September 15, 2017, 10am
Box 163 15
SE-103 26 Stockholm
Sweden
Participants: Ivana Bago, Daniel Birnbaum, Dora García with Victoria Durnak and Nora Joung, Annette Jael Lehmann, Ana Texeira Pinto, Sven-Olov Wallenstein
Concept: Nina Möntmann
How can an exhibition, the traditional arena for curated things, be a medium to reflect the implications of information and virtuality in art and society? With art’s own interest in processing and communicating information and transferring data, the physical and visual appearance of classical exhibition formats has been challenged. The concept of “dematerialization” was introduced to the arts in the late 1960s in connection with conceptual art practices. Mainly in the US, in Argentina, Brazil and Eastern Europe, the reduction of the materiality of art works was connected to a political agenda. According to the critic and curator, Lucy Lippard, conceptual artists placed “the idea above the material” as a way “to reflect on or stimulate a Utopian extreme” in times of protesting the Vietnam war and struggling for minority rights. The Argentine writer Oscar Masotta, however, relates the dematerialization of the art object to the potential for mass communication as a tool to mobilize a large group of people, in the times of military dictatorship.

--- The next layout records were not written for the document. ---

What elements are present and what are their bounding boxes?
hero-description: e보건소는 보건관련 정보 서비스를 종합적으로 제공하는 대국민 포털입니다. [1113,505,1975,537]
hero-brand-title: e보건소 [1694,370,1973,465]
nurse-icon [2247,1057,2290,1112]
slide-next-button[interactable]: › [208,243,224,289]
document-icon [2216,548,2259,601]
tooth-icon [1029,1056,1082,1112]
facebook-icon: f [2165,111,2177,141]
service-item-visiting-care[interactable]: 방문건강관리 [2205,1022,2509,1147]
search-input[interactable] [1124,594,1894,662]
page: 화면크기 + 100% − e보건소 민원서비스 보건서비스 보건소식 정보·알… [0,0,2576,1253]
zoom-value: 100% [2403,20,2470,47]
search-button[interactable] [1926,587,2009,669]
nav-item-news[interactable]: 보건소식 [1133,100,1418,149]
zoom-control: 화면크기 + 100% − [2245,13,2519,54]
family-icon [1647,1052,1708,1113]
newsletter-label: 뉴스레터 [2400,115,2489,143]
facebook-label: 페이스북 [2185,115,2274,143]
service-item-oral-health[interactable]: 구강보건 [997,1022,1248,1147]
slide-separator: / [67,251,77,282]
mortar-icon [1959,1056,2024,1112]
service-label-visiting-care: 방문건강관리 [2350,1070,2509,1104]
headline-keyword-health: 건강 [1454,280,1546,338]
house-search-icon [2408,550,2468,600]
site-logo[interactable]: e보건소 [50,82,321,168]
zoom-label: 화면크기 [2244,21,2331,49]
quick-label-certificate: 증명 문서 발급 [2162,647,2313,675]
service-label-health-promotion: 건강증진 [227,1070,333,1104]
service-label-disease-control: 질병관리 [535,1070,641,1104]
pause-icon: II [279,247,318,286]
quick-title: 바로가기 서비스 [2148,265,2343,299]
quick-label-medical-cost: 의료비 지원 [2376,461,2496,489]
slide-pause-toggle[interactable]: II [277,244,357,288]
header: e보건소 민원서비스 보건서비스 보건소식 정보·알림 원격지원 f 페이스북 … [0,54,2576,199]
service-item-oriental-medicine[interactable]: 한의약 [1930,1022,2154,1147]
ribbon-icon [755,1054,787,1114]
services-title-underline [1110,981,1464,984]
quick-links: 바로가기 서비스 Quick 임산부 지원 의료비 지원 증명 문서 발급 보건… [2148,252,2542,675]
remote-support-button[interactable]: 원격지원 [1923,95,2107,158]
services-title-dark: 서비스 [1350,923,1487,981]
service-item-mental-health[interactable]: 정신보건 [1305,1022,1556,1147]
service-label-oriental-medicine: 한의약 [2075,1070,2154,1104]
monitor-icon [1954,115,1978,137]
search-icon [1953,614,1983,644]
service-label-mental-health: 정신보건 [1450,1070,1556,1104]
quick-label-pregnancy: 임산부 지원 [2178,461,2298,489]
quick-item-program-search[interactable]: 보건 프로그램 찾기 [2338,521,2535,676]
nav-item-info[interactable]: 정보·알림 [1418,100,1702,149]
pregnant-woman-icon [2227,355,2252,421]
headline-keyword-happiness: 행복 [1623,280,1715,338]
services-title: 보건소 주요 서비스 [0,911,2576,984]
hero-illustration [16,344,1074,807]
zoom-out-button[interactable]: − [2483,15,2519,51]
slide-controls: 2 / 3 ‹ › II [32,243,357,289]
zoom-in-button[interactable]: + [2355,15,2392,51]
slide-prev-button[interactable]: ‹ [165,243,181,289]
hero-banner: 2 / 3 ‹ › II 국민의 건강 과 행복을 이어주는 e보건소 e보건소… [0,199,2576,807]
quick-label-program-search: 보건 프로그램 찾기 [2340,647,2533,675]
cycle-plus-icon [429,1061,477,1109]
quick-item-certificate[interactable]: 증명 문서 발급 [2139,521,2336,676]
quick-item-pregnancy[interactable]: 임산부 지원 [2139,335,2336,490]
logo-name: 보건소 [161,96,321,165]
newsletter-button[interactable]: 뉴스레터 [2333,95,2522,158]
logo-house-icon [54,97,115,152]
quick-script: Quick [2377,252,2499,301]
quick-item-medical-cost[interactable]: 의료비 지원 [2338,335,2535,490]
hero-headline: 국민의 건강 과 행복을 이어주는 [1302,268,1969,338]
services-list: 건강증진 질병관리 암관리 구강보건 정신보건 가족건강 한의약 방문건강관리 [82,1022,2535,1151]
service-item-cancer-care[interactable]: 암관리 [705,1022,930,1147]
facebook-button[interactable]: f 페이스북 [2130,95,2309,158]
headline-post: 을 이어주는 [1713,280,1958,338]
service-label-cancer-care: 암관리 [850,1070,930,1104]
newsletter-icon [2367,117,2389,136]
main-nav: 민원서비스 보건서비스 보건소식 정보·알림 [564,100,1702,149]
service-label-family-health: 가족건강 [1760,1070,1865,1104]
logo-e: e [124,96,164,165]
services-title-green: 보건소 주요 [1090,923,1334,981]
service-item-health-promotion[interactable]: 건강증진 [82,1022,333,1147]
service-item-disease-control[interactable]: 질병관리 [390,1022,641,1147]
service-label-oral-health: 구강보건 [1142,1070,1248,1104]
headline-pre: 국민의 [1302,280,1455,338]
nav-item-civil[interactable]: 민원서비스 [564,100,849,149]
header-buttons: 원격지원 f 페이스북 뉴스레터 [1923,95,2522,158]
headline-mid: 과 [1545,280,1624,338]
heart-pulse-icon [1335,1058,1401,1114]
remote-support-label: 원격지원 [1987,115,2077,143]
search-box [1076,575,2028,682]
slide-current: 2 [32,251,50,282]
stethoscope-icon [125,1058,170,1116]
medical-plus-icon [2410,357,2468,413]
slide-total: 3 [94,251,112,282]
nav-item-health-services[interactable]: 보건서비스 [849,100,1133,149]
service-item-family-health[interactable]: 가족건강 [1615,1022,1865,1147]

By exploring the relations among new information technologies, objects and the human being, the conceptual exhibition Les Immatériaux at the Centre Pompidou in Paris 1985, curated by Jean-Francois Lyotard and Thierry Chaput, could be regarded as a link between a conceptually and a digitally evoked process of dematerialization.
Today digital technologies produce an omnipresent reality, which takes place to a large extent in virtuality. Artists are not only using digital media as a matter of course, but also thematize the proliferating virtual existences of the economy and social relations in their works. In addition, a turning toward dance and theatre can be observed, which likewise require new curatorial approaches as well as institutional structures and exhibition formats that go beyond the traditional role for performative arts to framing exhibitions with occasional events.
In this context, the conventional format of exhibitions as a relational composition of objects is at stake and several fundamental questions arise: What function does the art institution and its collection take on in a world of big data? And in relation to the turmoils of global conflicts, can we imagine a dematerialized art institution as a political arena, offering a safe space to rethink a “Utopian extreme”? And finally: do artists still need the exhibition as a format or medium? The symposium aims at opening this discussion on the changing roles of exhibitions, institutions and curating in the context of dematerialization.